As seen on slashdot…

A comment about parents gaming with their children I saw on slashdot and liked.

Well, I am not primarily my kids’ FRIEND…

I am their parent.

We don’t have to share interests, although it is nice. However my main priority when it comes to my kids is gaming in the real world.

One time I caught my son chasing his sister with a whiffle ball bat — it’s not heavy enough to really hurt somebody, but it certainly can sting like the dickens.

“Here, give me that,” I said. “We’re going to play a game. You are going to take this bat and tap me on the shin. But the rules of the game say I can tap you back on the shin just as hard.”

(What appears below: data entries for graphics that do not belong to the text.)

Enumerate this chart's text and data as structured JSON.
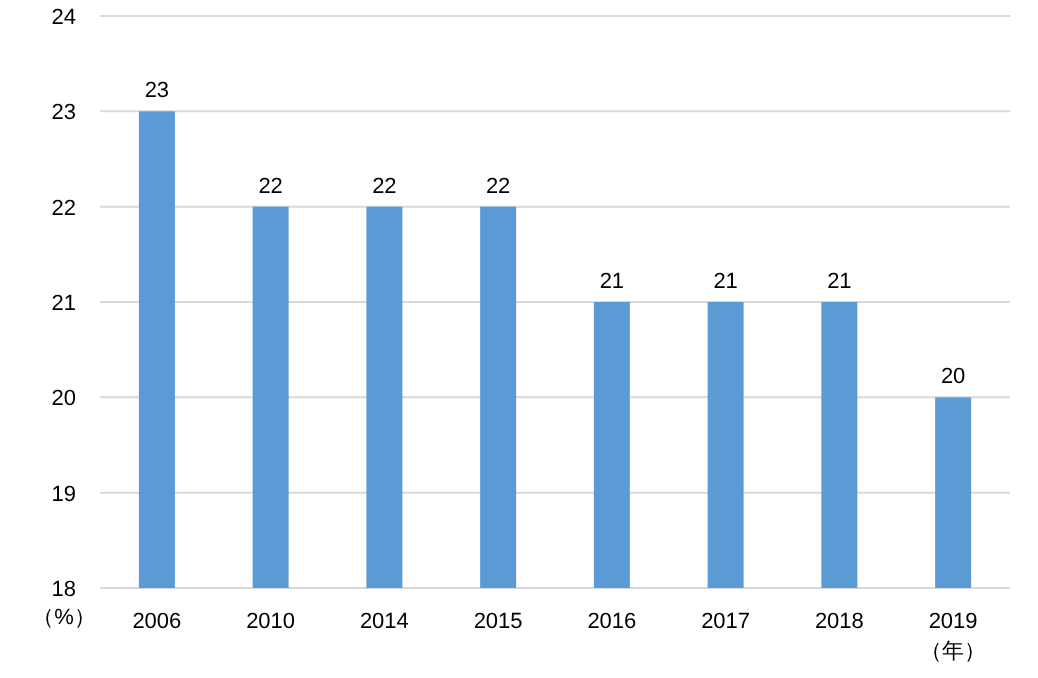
{
  "chart_data": {
    "type": "bar",
    "categories": [
      "2006",
      "2010",
      "2014",
      "2015",
      "2016",
      "2017",
      "2018",
      "2019"
    ],
    "values": [
      23,
      22,
      22,
      22,
      21,
      21,
      21,
      20
    ],
    "color": "#5b9bd5",
    "ylim": [
      18,
      24
    ],
    "yticks": [
      18,
      19,
      20,
      21,
      22,
      23,
      24
    ],
    "grid": "y",
    "data_labels": true,
    "ylabel": "（%）",
    "xlabel": "（年）"
  }
}
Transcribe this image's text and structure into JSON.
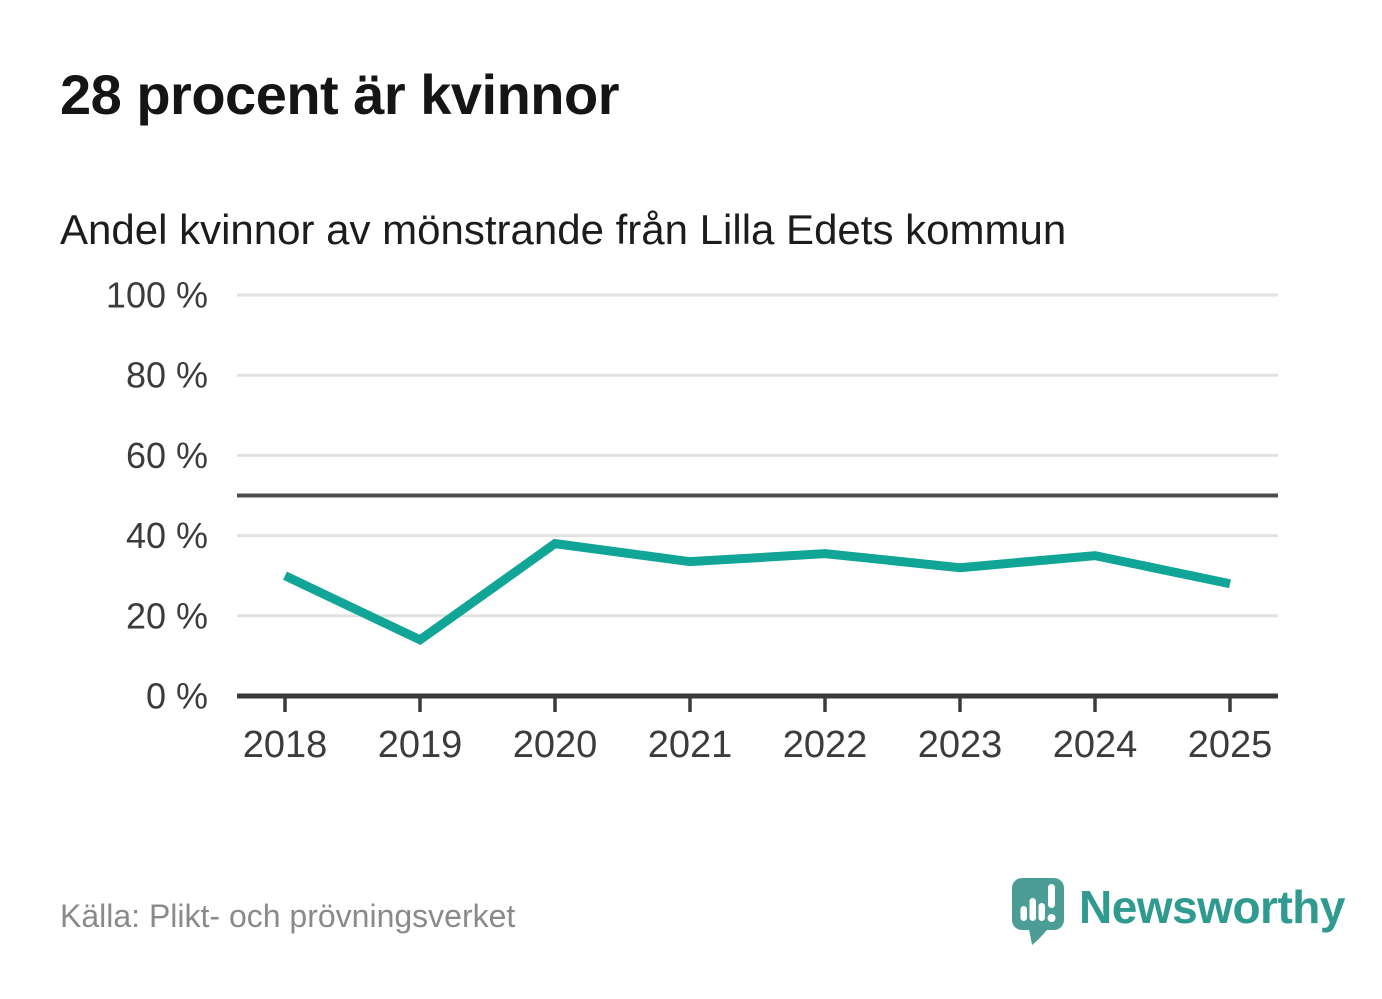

So, my son takes the bat and gives me a tiny little tap. I take the bat and give him a tiny tap. Then he gives me a slightly harder tap which I return. Then he gives me a look that plainly says he doesn’t believe I’m serious, then gives me a painful whack in the shin. I take the bat and promptly give him an equally painful whack in the shin. He then gives me light tap which I return.

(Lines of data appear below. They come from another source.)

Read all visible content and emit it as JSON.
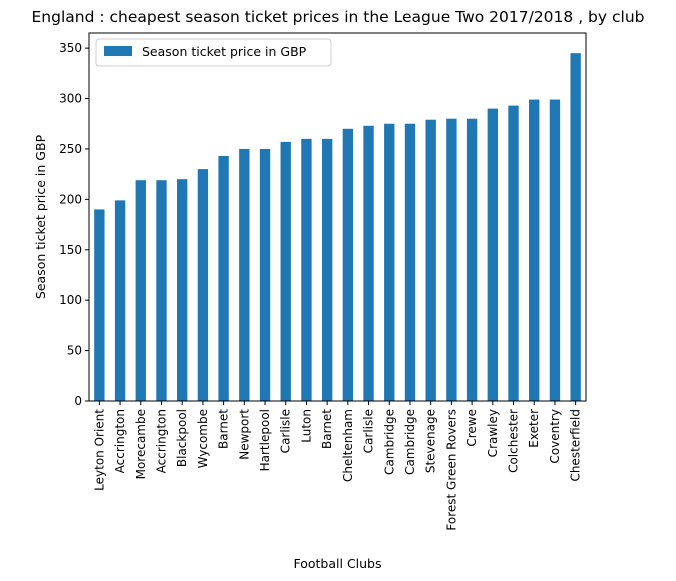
{
  "chart_data": {
    "type": "bar",
    "title": "England : cheapest season ticket prices in the League Two 2017/2018 , by club",
    "xlabel": "Football Clubs",
    "ylabel": "Season ticket price in GBP",
    "ylim": [
      0,
      365
    ],
    "yticks": [
      0,
      50,
      100,
      150,
      200,
      250,
      300,
      350
    ],
    "legend_position": "top-left",
    "grid": false,
    "colors": {
      "bar": "#1f77b4"
    },
    "categories": [
      "Leyton Orient",
      "Accrington",
      "Morecambe",
      "Accrington",
      "Blackpool",
      "Wycombe",
      "Barnet",
      "Newport",
      "Hartlepool",
      "Carlisle",
      "Luton",
      "Barnet",
      "Cheltenham",
      "Carlisle",
      "Cambridge",
      "Cambridge",
      "Stevenage",
      "Forest Green Rovers",
      "Crewe",
      "Crawley",
      "Colchester",
      "Exeter",
      "Coventry",
      "Chesterfield"
    ],
    "series": [
      {
        "name": "Season ticket price in GBP",
        "values": [
          190,
          199,
          219,
          219,
          220,
          230,
          243,
          250,
          250,
          257,
          260,
          260,
          270,
          273,
          275,
          275,
          279,
          280,
          280,
          290,
          293,
          299,
          299,
          345
        ]
      }
    ]
  }
}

This goes on for a while, and my son is literally whooping with laughter, when my wife walks in to see what’s going on. She snatches the bat out of my son’s hands. “WHAT ARE YOU DOING?” she yells.

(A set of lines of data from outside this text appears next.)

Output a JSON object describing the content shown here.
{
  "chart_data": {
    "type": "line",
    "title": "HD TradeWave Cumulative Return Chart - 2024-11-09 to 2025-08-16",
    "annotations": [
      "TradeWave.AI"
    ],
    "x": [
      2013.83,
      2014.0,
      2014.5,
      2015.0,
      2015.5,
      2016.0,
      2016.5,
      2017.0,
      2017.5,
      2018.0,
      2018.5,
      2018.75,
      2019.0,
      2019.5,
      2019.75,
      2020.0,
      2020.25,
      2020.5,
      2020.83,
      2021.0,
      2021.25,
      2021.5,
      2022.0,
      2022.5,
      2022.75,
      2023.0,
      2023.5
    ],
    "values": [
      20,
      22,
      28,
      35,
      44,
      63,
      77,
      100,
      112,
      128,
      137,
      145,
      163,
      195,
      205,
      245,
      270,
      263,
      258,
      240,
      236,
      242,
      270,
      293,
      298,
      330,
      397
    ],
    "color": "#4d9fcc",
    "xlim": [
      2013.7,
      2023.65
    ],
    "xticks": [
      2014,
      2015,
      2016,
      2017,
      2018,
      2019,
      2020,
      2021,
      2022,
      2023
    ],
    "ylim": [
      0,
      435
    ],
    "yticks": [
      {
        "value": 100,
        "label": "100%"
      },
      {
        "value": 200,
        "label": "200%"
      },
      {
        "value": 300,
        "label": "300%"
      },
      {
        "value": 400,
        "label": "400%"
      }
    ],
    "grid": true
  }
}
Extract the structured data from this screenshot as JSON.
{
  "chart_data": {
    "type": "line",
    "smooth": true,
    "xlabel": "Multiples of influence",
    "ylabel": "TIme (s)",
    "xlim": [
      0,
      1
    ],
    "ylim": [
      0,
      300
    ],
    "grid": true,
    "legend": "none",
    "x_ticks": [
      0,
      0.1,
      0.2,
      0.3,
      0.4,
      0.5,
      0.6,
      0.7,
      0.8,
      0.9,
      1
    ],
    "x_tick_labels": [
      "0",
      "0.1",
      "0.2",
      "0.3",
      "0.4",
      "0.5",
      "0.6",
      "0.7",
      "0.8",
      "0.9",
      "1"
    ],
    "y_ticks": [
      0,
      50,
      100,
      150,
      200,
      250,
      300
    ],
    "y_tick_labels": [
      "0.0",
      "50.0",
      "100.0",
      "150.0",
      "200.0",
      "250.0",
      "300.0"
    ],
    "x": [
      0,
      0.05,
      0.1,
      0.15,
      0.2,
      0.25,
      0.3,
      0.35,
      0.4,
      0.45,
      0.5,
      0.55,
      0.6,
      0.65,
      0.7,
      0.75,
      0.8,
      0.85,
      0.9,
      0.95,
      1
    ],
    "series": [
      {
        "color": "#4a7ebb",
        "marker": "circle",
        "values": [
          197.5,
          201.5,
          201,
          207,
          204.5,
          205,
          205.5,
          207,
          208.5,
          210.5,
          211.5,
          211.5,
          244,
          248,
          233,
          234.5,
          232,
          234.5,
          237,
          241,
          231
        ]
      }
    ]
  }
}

“I’m teaching our son about the Golden Rule,” I reply. “Also, that it hurts to be whacked with a bat.”

One other time, I walked into the room and caught my daughter calling my son a “shithead”, for which I remonstrated with her.

“Do you want me to apologize?” she asked.

“Of course I want you to apologize,” I replied,” although I realize I can’t keep you from insulting each other.”

“You mean its OK to insult each other?” she asked.

“Of course it’s not OK,” I replied. “I simply recognize I can’t stop you from doing it. I insist, however, that we don’t use potty language in this house.”

“What do you mean?”

“Well,” I replied, “let’s play a little game. Try insulting me without using potty language.”

“Er,’You are a stinky idiot.'”

“No, playground language isn’t acceptable either,” I said. “How about, ‘You are a fetid addle-pate.'”

We went back and forth a few times, and were just getting into the swing of things when my wife came into the room. “WHAT ARE YOU DOING?” she cried.

“I am teaching our daughter not to use vulgar language,” I replied. “I am also working on her vocabulary.”

Sometimes I wonder if women understand child-rearing at all.”